A few days later Josè watches how Mister Clemente lifts a huge carcass from a hook, and asks him how he became so strong.

“It’s in here.” Thick fingers tap the bald head. “You must first become strong in here before your body knows what to do. If your brain tells you you are weak and small…why then, you remain weak and small. But if your mind believes you are big and strong, that’s what you’ll be. Don’t tell anybody, but that’s how lions started. They were cats, see? Then one day, an eeny-weeny bitty little cat,” two thick fingers show how small the cat was, “thought to himself – I want to be big and strong. You can see for yourself what happened.” The round face wrinkles with laughter. “Yes, that’s a secret. Don’t tell people Clemente tells you such things. People will say we’re both mad.”

Josè asks if somebody small, say like a little boy, could do big things if he thinks he can.

“You’ve been thinking? Good! I like children who think. It means they use their brains. And if you use your brain, little Josè, there’s nothing you cannot do. Nothing. Look at me – I used to sell newspapers. Now I’ve got a shop. How did that happen?” He taps his head again. “You understand?”

Yes, Josè nods.
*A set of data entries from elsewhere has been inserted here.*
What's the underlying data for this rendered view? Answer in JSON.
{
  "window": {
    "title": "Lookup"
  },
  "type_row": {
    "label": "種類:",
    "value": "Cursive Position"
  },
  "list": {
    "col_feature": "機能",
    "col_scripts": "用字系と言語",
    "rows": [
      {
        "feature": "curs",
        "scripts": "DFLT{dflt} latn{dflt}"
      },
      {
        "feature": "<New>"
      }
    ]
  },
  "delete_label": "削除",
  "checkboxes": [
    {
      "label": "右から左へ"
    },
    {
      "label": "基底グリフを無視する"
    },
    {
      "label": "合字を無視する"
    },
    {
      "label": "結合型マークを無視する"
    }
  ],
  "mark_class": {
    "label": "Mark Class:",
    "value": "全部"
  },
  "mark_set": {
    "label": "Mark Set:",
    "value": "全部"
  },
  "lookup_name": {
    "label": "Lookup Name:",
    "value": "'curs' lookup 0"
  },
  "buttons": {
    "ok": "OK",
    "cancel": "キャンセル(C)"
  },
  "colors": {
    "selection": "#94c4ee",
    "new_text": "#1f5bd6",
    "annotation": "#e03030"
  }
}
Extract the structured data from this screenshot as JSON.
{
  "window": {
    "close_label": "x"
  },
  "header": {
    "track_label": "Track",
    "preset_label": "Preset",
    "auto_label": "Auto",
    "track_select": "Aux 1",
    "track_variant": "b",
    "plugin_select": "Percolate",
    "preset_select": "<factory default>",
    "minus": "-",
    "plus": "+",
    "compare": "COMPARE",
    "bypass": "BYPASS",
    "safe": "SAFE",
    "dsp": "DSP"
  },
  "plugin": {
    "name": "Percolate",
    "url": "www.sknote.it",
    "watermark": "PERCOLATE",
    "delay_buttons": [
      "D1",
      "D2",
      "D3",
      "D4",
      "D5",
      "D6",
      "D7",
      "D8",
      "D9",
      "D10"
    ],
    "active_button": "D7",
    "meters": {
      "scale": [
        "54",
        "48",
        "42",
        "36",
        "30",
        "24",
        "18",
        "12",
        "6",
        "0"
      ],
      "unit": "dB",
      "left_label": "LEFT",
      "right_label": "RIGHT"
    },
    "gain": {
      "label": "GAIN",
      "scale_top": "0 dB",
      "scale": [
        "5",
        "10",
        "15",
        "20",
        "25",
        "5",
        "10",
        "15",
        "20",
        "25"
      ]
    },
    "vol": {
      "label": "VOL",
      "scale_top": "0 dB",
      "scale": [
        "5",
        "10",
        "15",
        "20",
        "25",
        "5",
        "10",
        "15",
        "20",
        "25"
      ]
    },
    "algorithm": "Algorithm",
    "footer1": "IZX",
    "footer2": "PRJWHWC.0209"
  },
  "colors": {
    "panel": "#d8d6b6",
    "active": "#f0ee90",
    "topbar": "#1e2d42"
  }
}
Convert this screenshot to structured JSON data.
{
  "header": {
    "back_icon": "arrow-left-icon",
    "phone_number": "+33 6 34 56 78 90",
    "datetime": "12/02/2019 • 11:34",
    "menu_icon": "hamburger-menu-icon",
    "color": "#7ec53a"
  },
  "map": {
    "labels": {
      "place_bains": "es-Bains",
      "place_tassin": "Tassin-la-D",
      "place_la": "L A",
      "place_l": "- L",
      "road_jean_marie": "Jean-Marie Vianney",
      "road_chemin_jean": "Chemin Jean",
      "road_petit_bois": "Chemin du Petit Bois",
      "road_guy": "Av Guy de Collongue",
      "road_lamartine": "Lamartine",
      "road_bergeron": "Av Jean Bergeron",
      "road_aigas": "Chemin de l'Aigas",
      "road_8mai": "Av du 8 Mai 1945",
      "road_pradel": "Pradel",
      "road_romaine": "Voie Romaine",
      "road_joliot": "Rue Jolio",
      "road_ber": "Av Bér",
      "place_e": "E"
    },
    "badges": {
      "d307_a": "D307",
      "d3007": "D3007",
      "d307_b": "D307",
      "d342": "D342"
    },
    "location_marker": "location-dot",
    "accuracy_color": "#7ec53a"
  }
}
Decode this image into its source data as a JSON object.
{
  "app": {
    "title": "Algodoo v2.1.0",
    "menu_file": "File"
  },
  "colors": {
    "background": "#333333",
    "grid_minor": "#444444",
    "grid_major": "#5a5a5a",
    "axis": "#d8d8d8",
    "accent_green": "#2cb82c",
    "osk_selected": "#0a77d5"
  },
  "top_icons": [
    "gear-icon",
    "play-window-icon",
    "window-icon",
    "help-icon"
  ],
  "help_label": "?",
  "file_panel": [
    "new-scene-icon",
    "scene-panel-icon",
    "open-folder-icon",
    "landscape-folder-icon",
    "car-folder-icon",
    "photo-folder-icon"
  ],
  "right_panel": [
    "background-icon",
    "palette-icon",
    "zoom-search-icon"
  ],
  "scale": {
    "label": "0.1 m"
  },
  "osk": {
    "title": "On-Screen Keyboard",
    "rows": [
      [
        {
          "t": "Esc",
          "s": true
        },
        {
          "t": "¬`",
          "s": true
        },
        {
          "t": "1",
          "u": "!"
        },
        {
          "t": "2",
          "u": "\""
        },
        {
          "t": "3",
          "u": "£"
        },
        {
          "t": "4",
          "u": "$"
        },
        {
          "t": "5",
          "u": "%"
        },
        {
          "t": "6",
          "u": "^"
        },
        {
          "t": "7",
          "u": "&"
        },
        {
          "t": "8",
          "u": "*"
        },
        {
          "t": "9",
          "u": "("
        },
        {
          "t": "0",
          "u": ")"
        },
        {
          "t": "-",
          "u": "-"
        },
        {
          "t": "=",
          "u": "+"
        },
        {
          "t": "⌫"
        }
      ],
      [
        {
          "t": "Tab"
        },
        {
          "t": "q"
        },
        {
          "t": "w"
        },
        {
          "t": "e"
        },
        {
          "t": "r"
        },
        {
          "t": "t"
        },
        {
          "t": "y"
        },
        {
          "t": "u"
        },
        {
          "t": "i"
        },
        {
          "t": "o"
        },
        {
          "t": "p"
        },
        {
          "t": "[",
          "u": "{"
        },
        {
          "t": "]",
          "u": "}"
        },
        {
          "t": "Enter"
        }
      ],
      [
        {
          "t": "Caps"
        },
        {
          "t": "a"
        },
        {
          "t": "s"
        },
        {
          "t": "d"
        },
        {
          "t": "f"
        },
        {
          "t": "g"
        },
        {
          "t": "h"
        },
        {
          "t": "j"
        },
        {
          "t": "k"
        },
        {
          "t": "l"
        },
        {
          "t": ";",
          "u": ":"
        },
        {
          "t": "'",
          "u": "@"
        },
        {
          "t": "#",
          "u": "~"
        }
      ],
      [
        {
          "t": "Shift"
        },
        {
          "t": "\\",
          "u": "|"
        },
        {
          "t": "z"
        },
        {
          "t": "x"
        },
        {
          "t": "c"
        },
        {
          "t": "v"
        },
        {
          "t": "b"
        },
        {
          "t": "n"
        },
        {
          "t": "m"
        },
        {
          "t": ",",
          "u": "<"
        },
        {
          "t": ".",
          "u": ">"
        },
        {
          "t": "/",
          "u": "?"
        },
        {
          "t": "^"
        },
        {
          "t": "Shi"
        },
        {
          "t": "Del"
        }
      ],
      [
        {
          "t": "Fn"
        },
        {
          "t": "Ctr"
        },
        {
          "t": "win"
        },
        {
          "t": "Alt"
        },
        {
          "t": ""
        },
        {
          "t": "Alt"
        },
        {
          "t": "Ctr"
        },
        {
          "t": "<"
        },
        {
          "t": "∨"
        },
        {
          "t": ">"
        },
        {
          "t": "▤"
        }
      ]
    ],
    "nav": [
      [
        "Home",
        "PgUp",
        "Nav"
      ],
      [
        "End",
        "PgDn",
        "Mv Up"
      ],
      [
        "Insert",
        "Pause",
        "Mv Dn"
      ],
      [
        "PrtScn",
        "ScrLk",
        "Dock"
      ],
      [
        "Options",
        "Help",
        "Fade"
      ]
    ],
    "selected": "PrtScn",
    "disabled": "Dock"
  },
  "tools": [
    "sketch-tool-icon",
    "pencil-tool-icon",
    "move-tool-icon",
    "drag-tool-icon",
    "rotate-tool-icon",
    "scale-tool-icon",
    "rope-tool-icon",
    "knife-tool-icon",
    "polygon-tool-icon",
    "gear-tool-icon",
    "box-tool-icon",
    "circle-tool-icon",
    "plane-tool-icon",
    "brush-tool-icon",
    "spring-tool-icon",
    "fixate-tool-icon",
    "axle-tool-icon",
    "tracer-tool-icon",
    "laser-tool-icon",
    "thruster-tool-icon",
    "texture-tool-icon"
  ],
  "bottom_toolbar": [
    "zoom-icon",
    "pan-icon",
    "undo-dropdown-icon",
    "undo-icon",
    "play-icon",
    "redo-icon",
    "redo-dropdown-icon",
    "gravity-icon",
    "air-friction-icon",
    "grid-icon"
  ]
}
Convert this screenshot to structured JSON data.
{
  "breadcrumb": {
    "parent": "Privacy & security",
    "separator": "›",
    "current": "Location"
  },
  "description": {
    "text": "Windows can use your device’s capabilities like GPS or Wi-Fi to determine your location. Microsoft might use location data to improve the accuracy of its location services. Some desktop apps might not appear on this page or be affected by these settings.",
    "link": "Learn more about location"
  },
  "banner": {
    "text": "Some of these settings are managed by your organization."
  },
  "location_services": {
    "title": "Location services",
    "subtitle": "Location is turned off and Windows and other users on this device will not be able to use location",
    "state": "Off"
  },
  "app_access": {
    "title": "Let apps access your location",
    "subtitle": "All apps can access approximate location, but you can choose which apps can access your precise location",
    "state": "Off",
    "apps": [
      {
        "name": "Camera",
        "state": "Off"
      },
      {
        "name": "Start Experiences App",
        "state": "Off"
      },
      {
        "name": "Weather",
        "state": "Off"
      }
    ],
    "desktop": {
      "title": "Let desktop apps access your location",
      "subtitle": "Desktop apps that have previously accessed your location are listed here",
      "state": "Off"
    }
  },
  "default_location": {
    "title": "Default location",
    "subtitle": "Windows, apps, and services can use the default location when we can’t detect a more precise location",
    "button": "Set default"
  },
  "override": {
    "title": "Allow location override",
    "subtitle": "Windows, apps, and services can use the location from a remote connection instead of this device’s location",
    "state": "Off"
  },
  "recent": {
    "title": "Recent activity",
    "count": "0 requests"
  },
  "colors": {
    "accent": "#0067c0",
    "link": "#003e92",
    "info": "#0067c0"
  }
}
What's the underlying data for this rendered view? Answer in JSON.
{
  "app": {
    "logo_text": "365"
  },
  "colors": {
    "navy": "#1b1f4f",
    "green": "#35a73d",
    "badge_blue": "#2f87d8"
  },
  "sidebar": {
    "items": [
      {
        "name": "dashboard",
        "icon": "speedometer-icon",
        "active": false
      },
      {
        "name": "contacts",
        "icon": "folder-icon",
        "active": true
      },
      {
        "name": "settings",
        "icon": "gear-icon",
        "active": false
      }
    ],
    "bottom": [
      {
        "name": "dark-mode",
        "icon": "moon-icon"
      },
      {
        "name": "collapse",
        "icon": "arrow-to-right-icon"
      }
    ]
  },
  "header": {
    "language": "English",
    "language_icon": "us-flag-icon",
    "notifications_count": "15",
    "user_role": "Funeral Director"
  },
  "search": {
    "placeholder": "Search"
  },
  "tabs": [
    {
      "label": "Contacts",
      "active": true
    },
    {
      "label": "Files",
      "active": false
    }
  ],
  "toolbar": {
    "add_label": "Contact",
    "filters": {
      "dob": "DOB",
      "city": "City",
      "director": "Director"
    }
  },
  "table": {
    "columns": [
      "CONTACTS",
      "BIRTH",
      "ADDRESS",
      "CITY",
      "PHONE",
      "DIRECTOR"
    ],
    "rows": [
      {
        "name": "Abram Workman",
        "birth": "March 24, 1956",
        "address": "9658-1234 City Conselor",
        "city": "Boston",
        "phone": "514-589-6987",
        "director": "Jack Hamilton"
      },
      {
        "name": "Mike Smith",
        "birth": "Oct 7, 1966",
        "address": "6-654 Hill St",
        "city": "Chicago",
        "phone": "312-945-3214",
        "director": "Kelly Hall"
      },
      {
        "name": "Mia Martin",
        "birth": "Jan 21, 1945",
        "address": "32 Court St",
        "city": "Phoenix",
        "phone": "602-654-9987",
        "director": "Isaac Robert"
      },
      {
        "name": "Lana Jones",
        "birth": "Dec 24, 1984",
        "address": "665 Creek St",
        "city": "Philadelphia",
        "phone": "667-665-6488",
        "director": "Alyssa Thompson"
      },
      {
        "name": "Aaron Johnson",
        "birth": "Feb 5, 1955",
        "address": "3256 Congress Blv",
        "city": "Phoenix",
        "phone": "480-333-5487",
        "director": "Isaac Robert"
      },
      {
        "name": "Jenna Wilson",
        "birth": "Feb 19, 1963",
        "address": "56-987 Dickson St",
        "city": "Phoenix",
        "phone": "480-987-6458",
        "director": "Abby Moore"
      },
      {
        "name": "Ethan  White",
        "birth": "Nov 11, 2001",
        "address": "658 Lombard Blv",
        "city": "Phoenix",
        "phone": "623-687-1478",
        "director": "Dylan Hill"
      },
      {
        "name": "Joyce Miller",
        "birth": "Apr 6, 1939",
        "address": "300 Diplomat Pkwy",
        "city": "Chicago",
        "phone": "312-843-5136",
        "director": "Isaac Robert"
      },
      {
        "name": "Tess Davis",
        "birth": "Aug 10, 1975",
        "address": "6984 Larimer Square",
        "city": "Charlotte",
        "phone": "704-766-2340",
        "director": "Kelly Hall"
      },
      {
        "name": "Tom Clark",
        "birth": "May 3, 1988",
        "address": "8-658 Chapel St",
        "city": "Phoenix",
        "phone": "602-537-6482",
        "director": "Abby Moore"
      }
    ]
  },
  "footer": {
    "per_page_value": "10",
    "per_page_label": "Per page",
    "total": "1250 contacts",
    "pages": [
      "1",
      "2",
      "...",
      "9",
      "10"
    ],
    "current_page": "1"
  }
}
But what if your brain tells you to do something big? Maybe, even, something bad?

“Oh, you’ve been thinking about girls, little Josè? Girls? Hah! I like that. Let me tell you about girls…” And for the next fifteen minutes José Migeul Pereira listens to Mister Clemente’s summary of the art of romance and love.

***

But the butcher was wrong. José wasn’t thinking about girls at all. And Clemente Demetrio never worked it out, either. He simply thought the fire at the children’s home must have scared the little boy so much that he ran off. He even attended the funeral of Manuel, trying to look sad – but his only regret was that his small helper wasn’t there to listen to him talk and sing anymore.

And little Josè, knowing what he did, wouldn’t return to his only friend for a long, long time. Maybe, if he knew how much the old man missed him, he would have stopped on his way out of the city to explain.

But he didn’t stop. He didn’t explain. Couldn’t. His instincts told him to get away as far as possible. And that’s how it came to be that he trudged through the veld, for days at end, before he met Comrade Vasily, the Russian who ran the training camp in the woods.